It's like someone asked ChatGPT to turn the book into a dumb anglo sitcom.

-Every character is emotionally immature, spiteful, and sassy. None of the 'friends' act like friends. None of the characters talk like real people. They're constantly insulting or hitting each other. It's just embarrassing. The actors have nothing to work with.

-All the major twists/reveals are shown in the first two episodes. No suspense, no build-up, no pay-off. Rushed is an understatement.

-Single characters from the book have been unnecessarily split into multiple new characters adding nothing to the story.

-The story is a cosmic horror but comedy and romance have been forced in for no reason whatsoever except as filler, which is even more mind-boggling because they've essentially rushed all of the good stuff in the book to make room for unfunny jokes.

-Apparently they could barely afford any sets and extras, so scenes and locations that are supposed to be bristling with sights and people just feel oddly empty. Even the special effects feel muted. The budget is just weirdly limited, and the show looks much cheaper than the Tencent series.

-Almost all of the science (which is the interesting stuff) has been gutted from this science fiction.

I hate anglo slop. Where is the kino. Tencent pls adapt The Dark Forest.

  • Frank [he/him, he/him]
    ·
    9 months ago

    The laws don't, it's all silly techbro bullshit.the kind of weapons, communications, and sensors "Dark Forest" requires are silly nonsense. It has an enormous number of holes. It's pretty easy to detect whether planets out to quite long distances have organic life on them, so why hasn't someone used their magic hyperspace lasers to blast every life baring planet, including us? If you want to destroy a solar system you've got to be at a level where you could shoot, idk, Jupiter, at another solar system. How are you going to do that? You'd pretty well have to turn an entire solar system in to a gun and people are going to notice if you re-configure a solar system to do that. If you build a dyson swarm and use it as a giant laser folks will notice the dimming of the star and everyone near the path of the beam will notice it and be aware of it's point of origin.

    Dark Forest mostly drastically misunderstands how big space is, how stealth in space can and cannot work, how probability works, how rare life is, and makes a whole bunch of silly assumptions not least of which is that it's worth anyone's time to pretend that there are magic people in the sky who will punish us for being naughty.

    I compare it to Pascal's Wager for illiterate tech bros. It's exactly as worthy of consideration as Roko's Basilisk.

    • SuperNovaCouchGuy2 [any]
      ·
      9 months ago

      Dark Forest mostly drastically misunderstands how big space is, how stealth in space can and cannot work, how probability works, how rare life is,

      Thats a good point, I assumed people came up with it by drawing four squares with labels and then bringing in MatPat to do his game theory magic on it. But then if the assumptions are fundamentally bankrupt then the conclusion will be garbage too lmao

      spoiler

      Like I remember that in the story, the ayyys exterminatus each other by shooting small projectiles at lightspeed that somehow magically can't be tracked by anyone to find their origin and/or by hiding in little pocket dimensions and shooting things that collapse spacetime into lesser dimensions, turning people into anime IRL. Its still correct that it would be impossible for a civilization to pull shit like that off without getting noticed in turn, assuming the ayyys who shoot the small projectiles are lesser than the pocket-dimension ayyys in terms of technology.

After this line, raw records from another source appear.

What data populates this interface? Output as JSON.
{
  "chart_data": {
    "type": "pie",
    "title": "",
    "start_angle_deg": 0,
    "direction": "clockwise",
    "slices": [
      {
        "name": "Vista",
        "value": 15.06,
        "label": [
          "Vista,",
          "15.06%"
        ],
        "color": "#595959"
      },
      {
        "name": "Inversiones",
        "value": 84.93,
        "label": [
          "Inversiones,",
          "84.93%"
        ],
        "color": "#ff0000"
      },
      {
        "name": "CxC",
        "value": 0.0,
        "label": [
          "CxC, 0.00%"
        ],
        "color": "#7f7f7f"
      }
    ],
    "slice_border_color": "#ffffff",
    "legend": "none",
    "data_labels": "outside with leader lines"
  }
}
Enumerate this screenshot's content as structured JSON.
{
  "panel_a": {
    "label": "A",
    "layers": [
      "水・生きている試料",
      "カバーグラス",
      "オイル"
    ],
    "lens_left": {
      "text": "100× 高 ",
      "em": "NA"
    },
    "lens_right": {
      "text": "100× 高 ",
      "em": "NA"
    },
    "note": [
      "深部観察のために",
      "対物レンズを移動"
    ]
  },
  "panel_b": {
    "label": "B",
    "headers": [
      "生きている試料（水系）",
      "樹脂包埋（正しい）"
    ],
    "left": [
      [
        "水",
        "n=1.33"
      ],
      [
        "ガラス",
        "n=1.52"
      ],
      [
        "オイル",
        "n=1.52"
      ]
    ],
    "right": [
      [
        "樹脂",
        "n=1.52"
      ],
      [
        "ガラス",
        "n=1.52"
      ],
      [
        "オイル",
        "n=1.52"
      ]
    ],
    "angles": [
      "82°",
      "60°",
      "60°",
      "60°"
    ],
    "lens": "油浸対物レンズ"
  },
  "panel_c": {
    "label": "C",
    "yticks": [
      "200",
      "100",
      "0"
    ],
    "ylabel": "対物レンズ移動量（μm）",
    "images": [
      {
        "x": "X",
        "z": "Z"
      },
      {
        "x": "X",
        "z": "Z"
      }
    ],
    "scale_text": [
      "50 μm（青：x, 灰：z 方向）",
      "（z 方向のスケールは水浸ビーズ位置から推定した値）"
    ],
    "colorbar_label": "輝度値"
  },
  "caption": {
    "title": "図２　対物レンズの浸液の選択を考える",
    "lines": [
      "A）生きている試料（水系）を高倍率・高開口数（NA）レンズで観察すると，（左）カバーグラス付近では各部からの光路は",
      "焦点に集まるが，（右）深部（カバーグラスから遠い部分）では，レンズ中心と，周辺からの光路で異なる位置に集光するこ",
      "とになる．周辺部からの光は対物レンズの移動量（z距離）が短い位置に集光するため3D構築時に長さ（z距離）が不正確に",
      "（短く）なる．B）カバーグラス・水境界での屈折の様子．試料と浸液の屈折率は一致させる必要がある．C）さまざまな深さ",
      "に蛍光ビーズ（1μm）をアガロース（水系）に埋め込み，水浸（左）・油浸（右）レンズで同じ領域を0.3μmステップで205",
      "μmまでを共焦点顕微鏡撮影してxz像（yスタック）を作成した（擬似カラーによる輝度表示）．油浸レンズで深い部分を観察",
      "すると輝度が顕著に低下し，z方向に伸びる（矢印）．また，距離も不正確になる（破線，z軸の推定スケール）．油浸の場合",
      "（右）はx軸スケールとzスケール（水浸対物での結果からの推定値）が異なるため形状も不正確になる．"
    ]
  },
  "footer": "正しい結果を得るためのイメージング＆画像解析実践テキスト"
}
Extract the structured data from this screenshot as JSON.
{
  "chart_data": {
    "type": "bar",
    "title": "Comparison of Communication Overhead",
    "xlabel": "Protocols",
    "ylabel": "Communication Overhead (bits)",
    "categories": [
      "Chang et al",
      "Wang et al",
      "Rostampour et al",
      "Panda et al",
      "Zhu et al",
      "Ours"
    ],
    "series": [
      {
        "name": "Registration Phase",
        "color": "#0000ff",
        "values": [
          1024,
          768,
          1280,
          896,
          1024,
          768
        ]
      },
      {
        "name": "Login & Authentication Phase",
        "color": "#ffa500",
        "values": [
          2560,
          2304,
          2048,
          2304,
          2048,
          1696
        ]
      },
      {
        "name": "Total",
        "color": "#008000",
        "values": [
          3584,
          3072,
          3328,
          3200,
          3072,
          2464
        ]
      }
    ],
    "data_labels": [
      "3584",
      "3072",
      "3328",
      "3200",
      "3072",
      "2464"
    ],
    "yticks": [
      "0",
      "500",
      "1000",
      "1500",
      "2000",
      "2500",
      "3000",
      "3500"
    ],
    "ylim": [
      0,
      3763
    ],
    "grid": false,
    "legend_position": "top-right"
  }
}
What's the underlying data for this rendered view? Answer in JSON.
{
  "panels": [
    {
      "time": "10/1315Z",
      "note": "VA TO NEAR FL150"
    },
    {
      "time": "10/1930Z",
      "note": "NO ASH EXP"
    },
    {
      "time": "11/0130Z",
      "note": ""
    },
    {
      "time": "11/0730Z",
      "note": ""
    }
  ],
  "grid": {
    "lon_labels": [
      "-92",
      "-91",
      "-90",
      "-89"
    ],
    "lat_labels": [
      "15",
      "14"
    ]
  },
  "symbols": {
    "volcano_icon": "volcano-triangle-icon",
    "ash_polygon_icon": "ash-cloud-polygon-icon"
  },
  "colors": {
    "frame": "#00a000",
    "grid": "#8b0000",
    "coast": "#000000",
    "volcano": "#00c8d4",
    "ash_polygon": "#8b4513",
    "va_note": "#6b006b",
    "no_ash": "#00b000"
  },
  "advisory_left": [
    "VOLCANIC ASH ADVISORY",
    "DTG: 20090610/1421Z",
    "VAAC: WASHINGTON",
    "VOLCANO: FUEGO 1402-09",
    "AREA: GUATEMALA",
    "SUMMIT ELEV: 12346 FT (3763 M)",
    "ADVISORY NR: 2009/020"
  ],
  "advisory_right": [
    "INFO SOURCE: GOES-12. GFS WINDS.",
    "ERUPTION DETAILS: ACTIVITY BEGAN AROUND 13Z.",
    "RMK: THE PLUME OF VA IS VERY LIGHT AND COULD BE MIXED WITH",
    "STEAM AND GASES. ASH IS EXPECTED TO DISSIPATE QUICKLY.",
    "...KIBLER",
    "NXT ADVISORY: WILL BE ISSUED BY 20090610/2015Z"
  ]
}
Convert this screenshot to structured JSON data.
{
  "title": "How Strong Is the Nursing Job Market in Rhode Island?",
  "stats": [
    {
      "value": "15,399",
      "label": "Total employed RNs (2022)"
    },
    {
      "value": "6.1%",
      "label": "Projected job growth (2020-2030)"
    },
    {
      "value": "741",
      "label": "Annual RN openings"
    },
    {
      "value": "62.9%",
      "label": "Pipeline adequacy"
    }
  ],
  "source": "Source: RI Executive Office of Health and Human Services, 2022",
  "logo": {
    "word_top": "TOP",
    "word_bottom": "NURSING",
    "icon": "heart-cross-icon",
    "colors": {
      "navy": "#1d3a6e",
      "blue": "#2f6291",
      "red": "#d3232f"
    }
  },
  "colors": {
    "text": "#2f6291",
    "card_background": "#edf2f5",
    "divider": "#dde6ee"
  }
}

      So ig at the end of the day its just a theory, a game theory.

      and makes a whole bunch of silly assumptions not least of which is that it's worth anyone's time to pretend that there are magic people in the sky who will punish us for being naughty.

      And thus, the 69th iteration of Christianity was invented, this time, for the anprims. May we never leave the comfort of the caves.